= Capitalism and Islam =

Islamic capitalism was active during the Islamic Golden Age and Arab Agricultural Revolution, where an early market economy and form of merchant capitalism took root between the 8th and 12th centuries. A vigorous monetary economy was based on a widely-circulated currency (the dinar) and the integration of monetary areas that were previously independent. Business techniques and forms of business organisation employed during this time included contracts, bills of exchange, long-distance international trade, forms of partnership (mufawadha) such as limited partnerships (mudharaba), and forms of credit, debt, profit, loss, capital (al-mal), capital accumulation (nama al-mal), circulating capital, capital expenditure, revenue, cheques, promissory notes, trusts (see Waqf), savings accounts, transactional accounts, pawning, loaning, exchange rates, bankers, money changers, ledgers, deposits, assignments, the double-entry bookkeeping system, and lawsuits. Organizational enterprises independent from the state existed in the medieval Islamic world, while agency institutions were also introduced. Many of these early capitalist concepts were adopted and advanced in medieval Europe from the 13th century onwards. Some have argued that these economic activities laid the foundations for the development of modern capitalism.

==Market economy==

A market economy was established in the Islamic world based on an economic system resembling merchant capitalism. Capital formation was promoted by labour in medieval Islamic society, and a considerable number of owners of monetary funds and precious metals developed financial capital. The Qur'an prohibited Riba (usury), but this did not hamper the development of capital in any way. The capitalists (sahib al-mal) were at the height of their power between the 9th and 12th centuries. Still, their influence declined after the arrival of the ikta (landowners) and after the state monopolized production, both of which hampered industrial capitalism's development in the Islamic world. Some state enterprises still had a capitalist mode of production, such as pearl diving in Iraq and the textile industry in Egypt.

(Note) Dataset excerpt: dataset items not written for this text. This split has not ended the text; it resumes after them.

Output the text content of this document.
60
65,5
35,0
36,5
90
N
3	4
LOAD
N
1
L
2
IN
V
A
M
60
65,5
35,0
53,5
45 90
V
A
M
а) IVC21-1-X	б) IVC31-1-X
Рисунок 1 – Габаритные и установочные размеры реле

During the 11th–13th centuries, the "Karimis", an early enterprise and business group controlled by entrepreneurs, dominated much of the Islamic world's economy. The group was controlled by about fifty Muslim merchants labelled as "Karimis" who were of Yemeni, Egyptian, and sometimes Indian origins. Each Karimi merchant had considerable wealth, ranging from at least 100,000 dinars to 10 million dinars. The group had considerable influence in the most important eastern markets and sometimes politics through its financing activities and through various customers, including Emirs, Sultans, Viziers, foreign merchants, and common consumers. The Karimis dominated many trade routes across the Mediterranean Sea, Red Sea, and Indian Ocean, and as far as Francia in the north, China in the east, and sub-Saharan Africa in the south, where they obtained gold. Strategies employed by the Karimis include using agents, financing projects as a method to acquire capital, and a banking institution for loans and deposits. Another important difference between the Karimis and other entrepreneurs before and during their time was that they were not tax collectors or landlords, but their capitalism was due entirely to trade and financial transactions.

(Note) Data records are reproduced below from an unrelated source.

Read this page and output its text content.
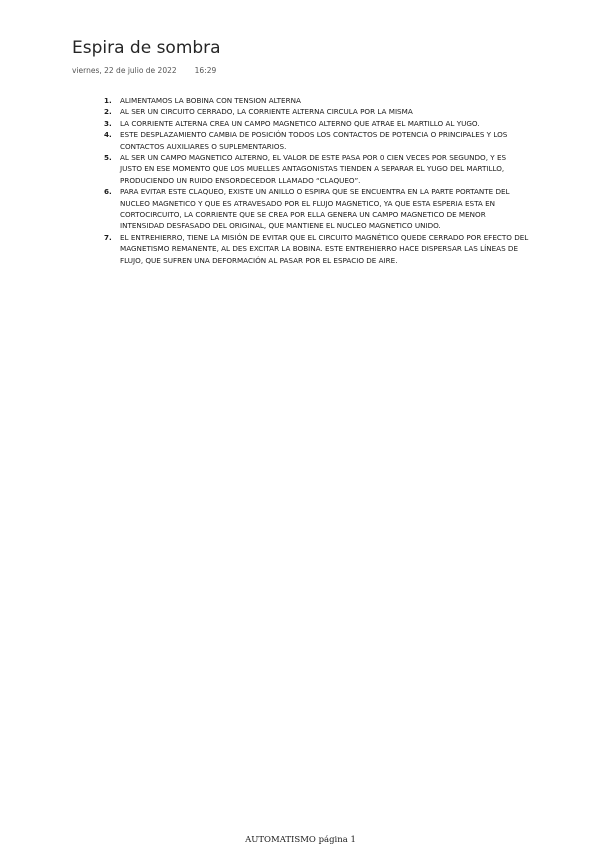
Espira de sombra
viernes, 22 de julio de 2022 16:29
1. ALIMENTAMOS LA BOBINA CON TENSION ALTERNA
2. AL SER UN CIRCUITO CERRADO, LA CORRIENTE ALTERNA CIRCULA POR LA MISMA
3. LA CORRIENTE ALTERNA CREA UN CAMPO MAGNETICO ALTERNO QUE ATRAE EL MARTILLO AL YUGO.
4. ESTE DESPLAZAMIENTO CAMBIA DE POSICIÓN TODOS LOS CONTACTOS DE POTENCIA O PRINCIPALES Y LOS CONTACTOS AUXILIARES O SUPLEMENTARIOS.
5. AL SER UN CAMPO MAGNETICO ALTERNO, EL VALOR DE ESTE PASA POR 0 CIEN VECES POR SEGUNDO, Y ES JUSTO EN ESE MOMENTO QUE LOS MUELLES ANTAGONISTAS TIENDEN A SEPARAR EL YUGO DEL MARTILLO, PRODUCIENDO UN RUIDO ENSORDECEDOR LLAMADO “CLAQUEO”.
6. PARA EVITAR ESTE CLAQUEO, EXISTE UN ANILLO O ESPIRA QUE SE ENCUENTRA EN LA PARTE PORTANTE DEL NUCLEO MAGNETICO Y QUE ES ATRAVESADO POR EL FLUJO MAGNETICO, YA QUE ESTA ESPERIA ESTA EN CORTOCIRCUITO, LA CORRIENTE QUE SE CREA POR ELLA GENERA UN CAMPO MAGNETICO DE MENOR INTENSIDAD DESFASADO DEL ORIGINAL, QUE MANTIENE EL NUCLEO MAGNETICO UNIDO.
7. EL ENTREHIERRO, TIENE LA MISIÓN DE EVITAR QUE EL CIRCUITO MAGNÉTICO QUEDE CERRADO POR EFECTO DEL MAGNETISMO REMANENTE, AL DES EXCITAR LA BOBINA. ESTE ENTREHIERRO HACE DISPERSAR LAS LÍNEAS DE FLUJO, QUE SUFREN UNA DEFORMACIÓN AL PASAR POR EL ESPACIO DE AIRE.
AUTOMATISMO página 1
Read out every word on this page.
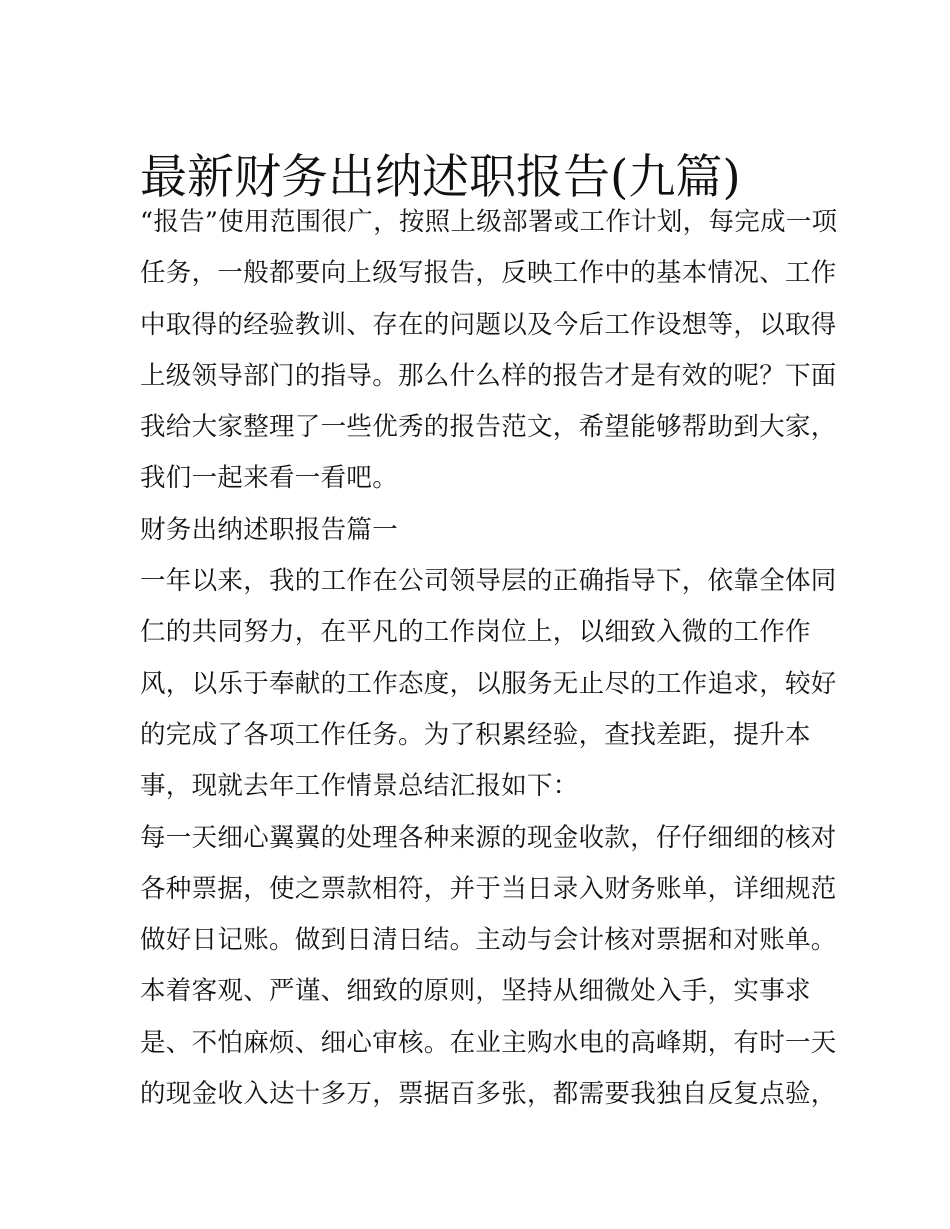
最新财务出纳述职报告(九篇)
“报告”使用范围很广，按照上级部署或工作计划，每完成一项
任务，一般都要向上级写报告，反映工作中的基本情况、工作
中取得的经验教训、存在的问题以及今后工作设想等，以取得
上级领导部门的指导。那么什么样的报告才是有效的呢？下面
我给大家整理了一些优秀的报告范文，希望能够帮助到大家，
我们一起来看一看吧。
财务出纳述职报告篇一
一年以来，我的工作在公司领导层的正确指导下，依靠全体同
仁的共同努力，在平凡的工作岗位上，以细致入微的工作作
风，以乐于奉献的工作态度，以服务无止尽的工作追求，较好
的完成了各项工作任务。为了积累经验，查找差距，提升本
事，现就去年工作情景总结汇报如下：
每一天细心翼翼的处理各种来源的现金收款，仔仔细细的核对
各种票据，使之票款相符，并于当日录入财务账单，详细规范
做好日记账。做到日清日结。主动与会计核对票据和对账单。
本着客观、严谨、细致的原则，坚持从细微处入手，实事求
是、不怕麻烦、细心审核。在业主购水电的高峰期，有时一天
的现金收入达十多万，票据百多张，都需要我独自反复点验，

Though medieval Islamic economics appears to have somewhat resembled a form of capitalism, some Orientalists also believe several parallels exist between Islamic economics and communism, including the Islamic ideas of zakat and riba. Others see Islamic economics as neither completely capitalistic nor completely socialistic, but rather a balance between the two, emphasizing "individual economic freedom and the need to serve the common good." Others point out that Islam has an inherently capitalist nature and argue this most through respect for private property as the foundation of capitalism in Islam, as well as the historical fact that Muhammad was an entrepreneur, a merchant.

== Historical examples ==
Early forms of capitalism are thought to have been developed in the Islamic Golden Age, starting from the 9th century, and later became dominant in European Muslim territories like Al-Andalus and the Emirate of Sicily.

== Modern examples ==
The economy of Idlib under the rule of the Hay'at Tahrir al-Sham got described by Ahmed al-Sharaa as a free market model . The HTS weights Islamic capitalism. The organization's Islamic economic model is seen as closer to capitalism than communism, but with a strong social welfare system, some other describe it as economic system in some ways similar to the one of Erdoğan. The Islamic capitalism of the HTS also got described as pro-liberal economics or even as neoliberal. After the fall of the Assad regime the government supports free market economics. It was also reported that al-Sharaa embraced Fukuyamas version of free-market capitalism.